3. The attempt at a solution

Part(a)

Density of states is given by
$$g(\omega) = \frac{3V\omega^2}{2 \pi^2 c^3} = N \left[ \frac{12 \pi \omega^2}{(2\pi)^2 n c^3} \right] = 9N \frac{\omega}{\omega_D^3}$$
Debye frequency is given by
$$\omega_D^3 = 6 \pi^2 n c^3$$

Part(b)
The number of atoms $N$ is related to occupation number $n(\vec k)$ by
$$N = \sum\limits_{k} n(\vec k) = \int \frac{g(\omega)}{e^{\beta \hbar \omega} - 1} d\omega$$
$$N = \frac{3V}{2 \pi^2 c^3} \int_0^{\infty} \frac{\omega^2}{e^{\beta \hbar \omega} - 1} d\omega$$
$$N =\frac{3V}{2 \pi^2 c^3} \left( \frac{1}{\beta \hbar}\right)^3 \int_0^{\infty} \frac{x^2}{e^x -1} dx$$
$$N = \frac{3V}{2\pi^2 c^3} \left(\frac{k}{\hbar} \right)^3 \cdot 2.404 \cdot T^3$$

Which volume should I use at this point?

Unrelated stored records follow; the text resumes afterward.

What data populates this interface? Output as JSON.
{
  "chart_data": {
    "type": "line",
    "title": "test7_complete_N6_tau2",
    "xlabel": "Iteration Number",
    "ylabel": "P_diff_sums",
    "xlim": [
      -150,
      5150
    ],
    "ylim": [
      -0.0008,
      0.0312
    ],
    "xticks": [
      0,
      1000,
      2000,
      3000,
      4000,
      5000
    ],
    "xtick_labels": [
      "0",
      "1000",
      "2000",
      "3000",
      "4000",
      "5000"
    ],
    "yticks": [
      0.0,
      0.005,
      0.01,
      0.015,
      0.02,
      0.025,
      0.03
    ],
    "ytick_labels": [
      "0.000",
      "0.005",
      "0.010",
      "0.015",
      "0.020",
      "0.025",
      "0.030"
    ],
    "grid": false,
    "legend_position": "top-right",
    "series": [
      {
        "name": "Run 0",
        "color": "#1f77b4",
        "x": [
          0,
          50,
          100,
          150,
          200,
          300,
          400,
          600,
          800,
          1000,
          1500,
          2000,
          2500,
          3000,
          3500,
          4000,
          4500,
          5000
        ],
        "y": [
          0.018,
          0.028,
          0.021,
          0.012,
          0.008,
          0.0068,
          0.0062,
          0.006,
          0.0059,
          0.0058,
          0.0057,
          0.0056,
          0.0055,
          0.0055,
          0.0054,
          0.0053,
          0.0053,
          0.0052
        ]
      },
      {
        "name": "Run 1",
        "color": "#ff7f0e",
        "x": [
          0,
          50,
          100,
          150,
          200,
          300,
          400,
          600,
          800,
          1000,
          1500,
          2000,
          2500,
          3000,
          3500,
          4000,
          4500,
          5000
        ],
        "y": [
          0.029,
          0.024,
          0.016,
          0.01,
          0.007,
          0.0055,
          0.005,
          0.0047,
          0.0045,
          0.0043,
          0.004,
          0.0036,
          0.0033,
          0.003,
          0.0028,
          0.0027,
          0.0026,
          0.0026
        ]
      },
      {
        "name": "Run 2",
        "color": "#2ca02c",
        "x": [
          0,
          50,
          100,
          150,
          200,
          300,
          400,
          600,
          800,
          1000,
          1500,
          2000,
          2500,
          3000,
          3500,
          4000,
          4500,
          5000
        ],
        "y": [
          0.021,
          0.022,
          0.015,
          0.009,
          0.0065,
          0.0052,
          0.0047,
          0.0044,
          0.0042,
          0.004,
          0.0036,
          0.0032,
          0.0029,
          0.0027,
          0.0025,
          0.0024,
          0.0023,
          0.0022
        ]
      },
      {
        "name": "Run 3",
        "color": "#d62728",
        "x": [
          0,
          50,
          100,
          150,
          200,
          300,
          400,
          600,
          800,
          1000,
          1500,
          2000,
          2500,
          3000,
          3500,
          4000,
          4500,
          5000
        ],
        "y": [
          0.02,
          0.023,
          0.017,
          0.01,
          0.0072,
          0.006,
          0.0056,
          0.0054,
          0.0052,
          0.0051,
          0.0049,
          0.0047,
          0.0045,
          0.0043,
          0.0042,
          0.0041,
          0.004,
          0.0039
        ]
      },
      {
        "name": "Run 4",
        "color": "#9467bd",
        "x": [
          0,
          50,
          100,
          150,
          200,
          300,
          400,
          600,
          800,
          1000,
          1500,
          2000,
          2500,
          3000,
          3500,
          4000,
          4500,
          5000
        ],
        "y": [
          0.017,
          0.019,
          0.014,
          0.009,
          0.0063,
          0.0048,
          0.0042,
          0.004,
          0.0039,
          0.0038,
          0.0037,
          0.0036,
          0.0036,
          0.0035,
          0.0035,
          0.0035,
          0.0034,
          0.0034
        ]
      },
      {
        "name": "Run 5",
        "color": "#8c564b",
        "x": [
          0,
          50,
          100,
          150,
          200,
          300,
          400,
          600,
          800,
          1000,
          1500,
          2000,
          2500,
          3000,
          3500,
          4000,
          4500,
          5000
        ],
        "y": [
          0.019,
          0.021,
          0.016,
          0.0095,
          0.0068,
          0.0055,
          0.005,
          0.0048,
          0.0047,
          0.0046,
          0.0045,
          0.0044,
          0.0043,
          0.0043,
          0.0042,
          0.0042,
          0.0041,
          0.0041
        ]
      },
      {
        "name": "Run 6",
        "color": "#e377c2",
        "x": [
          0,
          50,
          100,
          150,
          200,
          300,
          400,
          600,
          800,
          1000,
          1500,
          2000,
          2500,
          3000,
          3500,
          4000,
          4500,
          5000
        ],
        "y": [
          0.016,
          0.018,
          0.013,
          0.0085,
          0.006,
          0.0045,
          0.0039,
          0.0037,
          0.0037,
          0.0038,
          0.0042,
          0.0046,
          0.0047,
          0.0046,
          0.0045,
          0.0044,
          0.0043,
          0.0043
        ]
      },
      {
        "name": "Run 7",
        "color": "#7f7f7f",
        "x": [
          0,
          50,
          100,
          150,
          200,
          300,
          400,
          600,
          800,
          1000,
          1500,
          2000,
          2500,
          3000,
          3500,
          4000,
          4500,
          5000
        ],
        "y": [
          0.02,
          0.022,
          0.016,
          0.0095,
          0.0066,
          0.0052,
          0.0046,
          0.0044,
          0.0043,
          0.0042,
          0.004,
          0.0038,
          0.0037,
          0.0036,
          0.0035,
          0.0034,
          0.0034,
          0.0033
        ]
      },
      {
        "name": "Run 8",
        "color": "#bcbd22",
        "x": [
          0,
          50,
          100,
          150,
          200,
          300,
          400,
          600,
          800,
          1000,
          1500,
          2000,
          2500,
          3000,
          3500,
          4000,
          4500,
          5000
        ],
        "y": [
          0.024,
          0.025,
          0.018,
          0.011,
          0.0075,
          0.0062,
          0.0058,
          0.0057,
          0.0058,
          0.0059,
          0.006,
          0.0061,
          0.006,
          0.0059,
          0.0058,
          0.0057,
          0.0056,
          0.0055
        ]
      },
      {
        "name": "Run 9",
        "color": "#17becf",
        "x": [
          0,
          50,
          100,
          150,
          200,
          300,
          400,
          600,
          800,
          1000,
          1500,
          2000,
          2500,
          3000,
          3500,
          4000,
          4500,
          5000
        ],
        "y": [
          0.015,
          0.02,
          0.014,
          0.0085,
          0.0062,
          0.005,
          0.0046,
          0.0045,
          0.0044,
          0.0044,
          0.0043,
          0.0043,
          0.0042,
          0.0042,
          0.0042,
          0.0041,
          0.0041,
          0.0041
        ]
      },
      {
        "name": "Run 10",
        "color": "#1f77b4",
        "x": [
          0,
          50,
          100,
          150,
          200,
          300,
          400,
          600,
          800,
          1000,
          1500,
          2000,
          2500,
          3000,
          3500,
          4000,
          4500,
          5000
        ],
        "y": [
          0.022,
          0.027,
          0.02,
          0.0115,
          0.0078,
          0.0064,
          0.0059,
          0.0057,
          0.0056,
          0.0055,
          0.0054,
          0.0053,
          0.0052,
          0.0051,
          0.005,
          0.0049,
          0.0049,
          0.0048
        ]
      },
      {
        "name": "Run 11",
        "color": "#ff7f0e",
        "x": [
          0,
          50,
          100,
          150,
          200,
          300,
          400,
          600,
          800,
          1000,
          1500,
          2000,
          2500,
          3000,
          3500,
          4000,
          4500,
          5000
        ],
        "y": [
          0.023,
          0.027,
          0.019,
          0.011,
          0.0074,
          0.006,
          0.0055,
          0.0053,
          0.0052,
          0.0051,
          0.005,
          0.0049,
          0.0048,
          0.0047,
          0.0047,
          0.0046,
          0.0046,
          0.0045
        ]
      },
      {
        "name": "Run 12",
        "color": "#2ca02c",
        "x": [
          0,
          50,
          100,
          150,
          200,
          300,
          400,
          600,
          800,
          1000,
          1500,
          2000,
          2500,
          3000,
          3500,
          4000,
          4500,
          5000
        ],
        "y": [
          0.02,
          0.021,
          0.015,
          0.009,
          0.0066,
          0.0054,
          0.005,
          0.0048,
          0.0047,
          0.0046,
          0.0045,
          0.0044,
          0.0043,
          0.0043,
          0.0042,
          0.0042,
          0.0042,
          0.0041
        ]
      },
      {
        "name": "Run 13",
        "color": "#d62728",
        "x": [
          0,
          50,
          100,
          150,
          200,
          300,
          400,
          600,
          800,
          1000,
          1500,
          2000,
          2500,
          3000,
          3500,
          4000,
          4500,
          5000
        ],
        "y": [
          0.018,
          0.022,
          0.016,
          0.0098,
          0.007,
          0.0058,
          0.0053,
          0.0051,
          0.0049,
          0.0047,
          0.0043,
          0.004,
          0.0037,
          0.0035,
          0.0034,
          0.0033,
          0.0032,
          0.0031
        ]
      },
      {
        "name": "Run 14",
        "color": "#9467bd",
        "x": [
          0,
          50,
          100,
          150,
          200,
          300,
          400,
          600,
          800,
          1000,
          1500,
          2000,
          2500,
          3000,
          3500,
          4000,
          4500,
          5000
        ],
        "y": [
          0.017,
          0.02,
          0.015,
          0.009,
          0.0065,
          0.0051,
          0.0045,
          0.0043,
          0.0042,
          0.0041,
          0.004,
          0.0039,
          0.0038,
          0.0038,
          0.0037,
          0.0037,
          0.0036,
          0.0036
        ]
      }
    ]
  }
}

Should I use $(0.409nm)^3$ or should I use $(180nm)^3$?
Using the former gives $2.07$ which is exactly the number of lattice points of an FCC lattice. Using the latter gives $1.8 \times 10^8$.

2. Apr 29, 2015

### Staff: Mentor

"present within the nanocrystal" -> (180nm)3

3. Apr 30, 2015

### unscientific

Using the lattice constant gives exactly $N\approx 2$. Could I take that my answers are right?

4. May 1, 2015

### Staff: Mentor

Exactly 2? That is odd, it depends on temperature and there is no reason why this specific temperature should give exactly 2.

5. May 2, 2015

### unscientific

Considering this is an FCC, does 2 phonons = 2 lattice points?

6. May 2, 2015

### Staff: Mentor

What happens if you take a different temperature, like 100 K or 300 K?

7. May 3, 2015

### unscientific

True. So Number of phonons $\neq$ number of lattice points?

8. May 3, 2015

### Staff: Mentor

Sure.
There can be a temperature where the numbers are similar, but that is a meaningless coincidence.